The computational challenge will only continue to grow as technology expands into new frontiers. The next decade will see the expansion of spatial techniques from thin, two-dimensional sections to larger, three-dimensional blocks of tissue, which will make the size of datasets grow exponentially.

Simultaneously, the integration of spatial multiomics techniques will gain adoption as the technology becomes increasingly accessible to researchers. While proteomics and transcriptomics have stayed in the limelight, Becker is looking forward to the integration of lesser known modalities such as genomics and epigenomics. In cancer research, these omics could provide unique insights into the clonal evolution of tumors or the regulatory pathways governing disease progression and immune response.

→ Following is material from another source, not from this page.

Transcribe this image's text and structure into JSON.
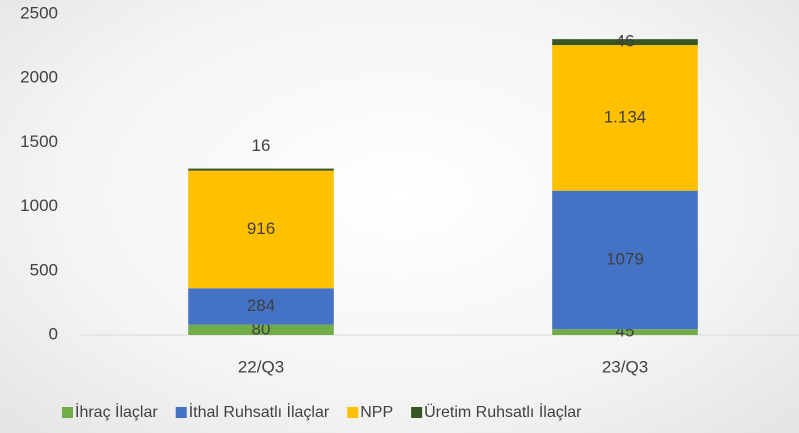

For his part, Ordog highlights the potential in going beyond just the “omics” and expanding into pathomics, an emerging field leveraging AI for the analysis of digital pathology images. Bosisio also remarked on the promise of honing in on cell–cell interactions by studying the interactome, which directly measures interactions between proteins. Her team is already integrating interactomics with spatial multiomics experiments to confirm which interactions cause the changes seen in the tissue.

Ultimately, the goal is to reach patients. FDA approval of the first spatial biomarker will be the next major milestone for the field, kickstarting the next generation of diagnostic and prognostic tests. “We are currently setting up the first IVDR (In Vitro Diagnostic Regulation)-certified workflow for spatial biology in our hospital,” said Bosisio. “We are also running a pilot study to identify the main indications for which spatial diagnostic panels could represent a significant advantage for the patient.”

To successfully introduce spatial biology in the clinic, it will be vital to shorten protocols to match the turnaround times required in a healthcare setting. Significant advances in commercial equipment, especially when it comes to throughput, will be needed to expand access. In the short term, certified diagnostic tests will have to be outsourced to reference centers, but Bosisio expects costs to go down over time as the number of providers increases and spatial biology is progressively implemented in every hospital and research center: “The more spatial biology becomes part of routine clinical work, the more precision medicine will become the standard.”